L’Irak ottoman était constitué par les trois provinces de Bagdad, Bassora et Mossoul. Les Anglais contribuèrent à encourager l’unitarisme étatique de l’Irak en renforçant son administration publique, son irrigation et son agriculture. Selon l’historien très connu Hanna Batatu, la présence anglaise peut être considérée comme déterminante pour l’unification de l’Irak dans les années 1920. les pressions de Londres furent décisives pour l’annexion du vilayet de Mossoul à ceux de Bagdad et Bassora.. la raison de cette annexion n’est pas seulement dans l’existence des puits de pétrole, elle se trouve aussi dans la présence de la population kurde sunnite qui, dans une certaine mesure, contrebalançait la forte majorité chiite des autres vilayets. Sans Mossoul, l’Irak aurait été un Etat dominé par les chiites. L’Irak avait besoin du vilayet pour son existence : le soutien militaire et diplomatique anglais avait comme objectif d’exclure la Turquie et contenir les Kurdes.22
DEMANDE DU PEUPLE KURDE EN IRAK
Ce n’est qu’en Irak que les Kurdes sont reconnus officiellement comme une minorité avec des droits. Cela est dû au fait que la fin de l’empire ottoman en 1918 au traité de Sèvres, la puissance mandataire anglaise était obligée de maintenir ouverte la possibilité d’une naissance de l’Etat kurde. Puis en 1925 la société des nations se décida à l’annexion du vilayet de Mossoul à l’Irak. Après l’ Organisation des Nations Unies est intervenue en faveur des Kurdes irakien avec la résolution 688( avril 1991) pour donner une légitimité à l’intervention du « droit d’ingérence humanitaire »et obligea Saddam à retirer son armée du Kurdistan. Depuis lors des Kurdes dépendant de la protection militaire américaine. La chute de Saddam Hussein (le 09 avril 2003) semble avoir ouvert une voie sans violence à la reconnaissance de la nation kurde dans le cadre de l’Etat.
En 1991, les Kurdes sont indépendants de facto m^me s’ils réaffirment officiellement qu’ils vivent dans la région autonome du Kurdistan irakien. Le 04 octobre 1991, l’Assemblée Nationale du Kurdistan irakien avait adopté une résolution sur les relations entre la région autonome du Kurdistan irakien et le gouvernement central qui doivent se fonder sur « la base d’une union fédérale dans un Irak sous régime d’une démocratie parlementaire’‘.
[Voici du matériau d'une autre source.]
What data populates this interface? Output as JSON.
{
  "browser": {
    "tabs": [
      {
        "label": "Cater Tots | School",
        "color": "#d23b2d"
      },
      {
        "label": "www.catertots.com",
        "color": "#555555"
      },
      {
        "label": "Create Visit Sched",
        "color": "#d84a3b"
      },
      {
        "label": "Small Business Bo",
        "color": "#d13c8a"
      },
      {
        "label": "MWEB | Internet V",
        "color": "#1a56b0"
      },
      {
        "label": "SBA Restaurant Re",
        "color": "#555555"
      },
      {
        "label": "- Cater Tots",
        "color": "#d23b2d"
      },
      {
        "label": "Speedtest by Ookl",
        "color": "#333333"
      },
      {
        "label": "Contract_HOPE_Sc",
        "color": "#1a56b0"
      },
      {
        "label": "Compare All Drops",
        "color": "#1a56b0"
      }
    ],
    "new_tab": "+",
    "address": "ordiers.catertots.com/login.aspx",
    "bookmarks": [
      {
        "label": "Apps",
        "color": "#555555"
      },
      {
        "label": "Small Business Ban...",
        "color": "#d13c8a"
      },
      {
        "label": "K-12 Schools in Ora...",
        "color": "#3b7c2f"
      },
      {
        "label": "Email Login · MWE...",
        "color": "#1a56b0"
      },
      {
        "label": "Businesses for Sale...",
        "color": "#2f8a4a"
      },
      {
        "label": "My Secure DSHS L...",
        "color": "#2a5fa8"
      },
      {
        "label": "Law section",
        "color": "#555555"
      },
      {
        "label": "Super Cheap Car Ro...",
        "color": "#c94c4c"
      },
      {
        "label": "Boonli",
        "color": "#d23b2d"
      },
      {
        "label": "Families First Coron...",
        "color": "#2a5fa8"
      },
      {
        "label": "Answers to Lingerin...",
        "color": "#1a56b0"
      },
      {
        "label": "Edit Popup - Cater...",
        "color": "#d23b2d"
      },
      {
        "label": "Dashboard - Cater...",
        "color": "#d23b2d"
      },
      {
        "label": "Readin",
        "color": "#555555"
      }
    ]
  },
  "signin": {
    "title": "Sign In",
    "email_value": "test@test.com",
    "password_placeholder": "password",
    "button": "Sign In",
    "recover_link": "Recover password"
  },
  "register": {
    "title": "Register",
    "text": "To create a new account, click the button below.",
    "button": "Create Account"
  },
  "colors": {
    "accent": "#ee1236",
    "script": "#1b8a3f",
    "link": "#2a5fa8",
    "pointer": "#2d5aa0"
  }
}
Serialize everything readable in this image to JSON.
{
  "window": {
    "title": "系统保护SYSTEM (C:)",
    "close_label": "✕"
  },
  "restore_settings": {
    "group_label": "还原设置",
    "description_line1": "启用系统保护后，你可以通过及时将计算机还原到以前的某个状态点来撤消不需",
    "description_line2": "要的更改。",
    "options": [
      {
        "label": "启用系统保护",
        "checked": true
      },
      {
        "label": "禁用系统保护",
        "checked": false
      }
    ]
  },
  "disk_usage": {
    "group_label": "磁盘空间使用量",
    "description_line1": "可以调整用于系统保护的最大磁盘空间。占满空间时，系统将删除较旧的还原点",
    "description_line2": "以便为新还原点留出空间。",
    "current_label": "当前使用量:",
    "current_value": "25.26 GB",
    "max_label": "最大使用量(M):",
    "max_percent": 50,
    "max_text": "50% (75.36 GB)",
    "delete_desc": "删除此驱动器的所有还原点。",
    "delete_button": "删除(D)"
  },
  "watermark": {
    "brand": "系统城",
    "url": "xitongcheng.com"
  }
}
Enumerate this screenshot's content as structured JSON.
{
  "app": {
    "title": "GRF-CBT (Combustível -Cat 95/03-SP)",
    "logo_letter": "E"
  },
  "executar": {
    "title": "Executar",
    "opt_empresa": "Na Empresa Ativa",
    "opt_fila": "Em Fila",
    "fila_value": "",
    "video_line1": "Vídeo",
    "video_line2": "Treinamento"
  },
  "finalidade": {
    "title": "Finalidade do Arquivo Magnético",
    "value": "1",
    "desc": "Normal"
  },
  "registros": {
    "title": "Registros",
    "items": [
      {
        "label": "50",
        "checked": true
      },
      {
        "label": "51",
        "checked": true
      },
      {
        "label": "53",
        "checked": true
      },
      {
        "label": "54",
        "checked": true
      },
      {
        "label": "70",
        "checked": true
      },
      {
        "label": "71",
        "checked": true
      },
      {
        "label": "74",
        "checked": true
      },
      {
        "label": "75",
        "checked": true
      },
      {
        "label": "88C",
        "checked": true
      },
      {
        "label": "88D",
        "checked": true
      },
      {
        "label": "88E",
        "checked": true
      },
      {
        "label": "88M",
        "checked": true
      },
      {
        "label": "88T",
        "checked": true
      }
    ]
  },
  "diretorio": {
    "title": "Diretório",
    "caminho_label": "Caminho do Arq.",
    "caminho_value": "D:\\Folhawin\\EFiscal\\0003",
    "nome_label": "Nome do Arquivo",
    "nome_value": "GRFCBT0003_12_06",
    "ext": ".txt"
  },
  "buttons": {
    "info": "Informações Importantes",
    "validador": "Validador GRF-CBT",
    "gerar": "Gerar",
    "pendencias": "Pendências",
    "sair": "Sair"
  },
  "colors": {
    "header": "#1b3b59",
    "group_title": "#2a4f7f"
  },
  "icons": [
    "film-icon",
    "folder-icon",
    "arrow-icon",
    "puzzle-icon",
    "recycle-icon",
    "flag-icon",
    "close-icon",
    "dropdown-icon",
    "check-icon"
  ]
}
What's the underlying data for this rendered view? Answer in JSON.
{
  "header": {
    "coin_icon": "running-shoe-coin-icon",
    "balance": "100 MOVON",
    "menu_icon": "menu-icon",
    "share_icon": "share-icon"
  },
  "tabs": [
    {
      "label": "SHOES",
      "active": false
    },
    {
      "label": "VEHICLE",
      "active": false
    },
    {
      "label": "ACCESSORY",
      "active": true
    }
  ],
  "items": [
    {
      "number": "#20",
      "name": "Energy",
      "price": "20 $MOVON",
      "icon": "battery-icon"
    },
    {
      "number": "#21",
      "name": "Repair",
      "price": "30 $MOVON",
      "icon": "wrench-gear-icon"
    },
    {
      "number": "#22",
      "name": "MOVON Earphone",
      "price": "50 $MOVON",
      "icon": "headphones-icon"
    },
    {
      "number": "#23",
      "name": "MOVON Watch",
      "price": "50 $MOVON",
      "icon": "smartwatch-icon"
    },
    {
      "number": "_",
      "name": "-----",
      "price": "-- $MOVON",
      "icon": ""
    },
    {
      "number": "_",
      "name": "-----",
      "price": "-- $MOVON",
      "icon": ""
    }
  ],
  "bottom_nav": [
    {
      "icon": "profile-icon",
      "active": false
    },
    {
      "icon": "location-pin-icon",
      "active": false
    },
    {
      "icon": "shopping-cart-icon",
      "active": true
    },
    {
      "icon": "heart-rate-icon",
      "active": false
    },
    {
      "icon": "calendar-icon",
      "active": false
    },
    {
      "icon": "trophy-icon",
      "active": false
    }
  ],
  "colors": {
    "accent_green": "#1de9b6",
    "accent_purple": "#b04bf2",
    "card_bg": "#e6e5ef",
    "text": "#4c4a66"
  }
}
Les kurdes veulent consolider un contrôle sur le Kurdistan irakien qui est maintenu la seule région relativement tranquille, solidement contrôlée par les forces locales, où l’état d’urgence n’est pas en vigueur. Par contre, on a des rapports tendus entre les différentes communautés dans la région pétrolière de Kirkuk d’où 40% du pétrole irakien est extrait et qui renferme 6% des réserves pétrolières mondiales. L’irrédentisme kurde considère « Kirkuk est la Jérusalem du Kurdistan’´ et revendique les puits de pétrole indispensables pour l’économie du futur Etat kurde.
A partir des années 1970, cette région multiethnique a subi une arabisation forcée avec l’expulsion de ses habitants autochtones (kurdes, turkmène, chrétiens) remplacés par des Arabes irakien, égyptiens, palestiniens. Après la chute de Saddam, Kurdes et Turkmènes sont retournés en masse revendiquant leur propriétés et droits. Kirkuk représente ainsi une poudrière qui maintenant est sous le contrôle américain. Les Turkmènes demandent que Kirkuk est un statut spécial. Ils sont appuyés par la Turquie qui menace d’intervenir et le ministre turque des affaires étrangères Abdullah Gul a affirmé que « en cas de conflit à Kirkuk, la Turquie ne resterait pas indifférente’’. Les chefs kurdes ont averti Ankara que chaque intervention emmènera au désastre. L’amorce d’une solution juste de Kirkuk donnerait un espoir de réconciliation à un niveau national.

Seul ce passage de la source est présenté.